3. The intended length and format of the workshop (minimum half-day;

maximum one and a half days).

One day; a half-day would be possible (but more rushed) if a full day cannot be accommodated.

Provisional format:

• overview of humanities visualization: challenges and strategies

• hands-on sessions with tools: these will take the form of basic introduction to the tool followed by hands-on sessions by users, followed by group discussion of pros and cons of the tool.

• lunch

• presentations by participants on visualization

• hands-on sessions with tools

• wrap: up discussion

4. A budget proposal

We assume that the workshop fees can cover the costs of the room, if any, and technical needs.

At least two members of the workshop program committee will be present at the workshop, plus a research assistant whose attendance at the conference and participation in the workshop will be funded by us. All costs associated with such attendance will be borne by us. We will cover the costs of any necessary handouts or media.

We will provide lunch for participants if the terms of our funding permit it. If any of the registration fees would be available towards such costs, that would be welcome.

5. Dates for submission deadline and notification of acceptances.

There will be no CFP and we’ll go with the usual DH registration schedule.

We will ask registrants to apply with a specific topic in mind and a description of their background and experience, and we will invite participants to give short presentations on visualization tools that they have developed or used and found useful.

6. A list of individuals who have agreed to be part of the workshop program committee.

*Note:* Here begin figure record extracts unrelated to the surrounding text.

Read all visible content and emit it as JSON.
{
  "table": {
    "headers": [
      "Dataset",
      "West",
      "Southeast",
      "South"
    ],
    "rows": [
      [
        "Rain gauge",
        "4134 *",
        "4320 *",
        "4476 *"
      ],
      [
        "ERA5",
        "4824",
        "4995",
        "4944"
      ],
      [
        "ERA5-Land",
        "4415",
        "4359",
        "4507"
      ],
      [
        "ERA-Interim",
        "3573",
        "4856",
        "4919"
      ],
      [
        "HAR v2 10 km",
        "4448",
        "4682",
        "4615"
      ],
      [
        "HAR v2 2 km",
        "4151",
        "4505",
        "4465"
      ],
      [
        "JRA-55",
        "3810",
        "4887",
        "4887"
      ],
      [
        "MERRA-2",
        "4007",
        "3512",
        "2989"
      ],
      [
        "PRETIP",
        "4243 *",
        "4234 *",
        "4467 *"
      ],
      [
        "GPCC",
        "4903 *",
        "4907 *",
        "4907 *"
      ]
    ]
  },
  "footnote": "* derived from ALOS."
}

Stan Ruecker, English and Humanities Computing, University of Alberta

Geoffrey Rockwell, Philosophy and Humanities Computing, University of Alberta

Stéfan Sinclair, Communications and Multimedia, McMaster University

7. Full postal address, phone number, email and fax of the workshop

contact person.

Susan Brown

School of English and Theatre Studies

University of Guelph

Guelph, Ontario N1G 2W0

(519) 824-4120 x53266

(519) 766-0844

8. Special Requirements.

Internet access for all participants, ideally high speed rather than wireless.

A screen projector.

We will ask participants to bring their own laptops, as well as bringing a couple of laptops that will be usable if theirs are not.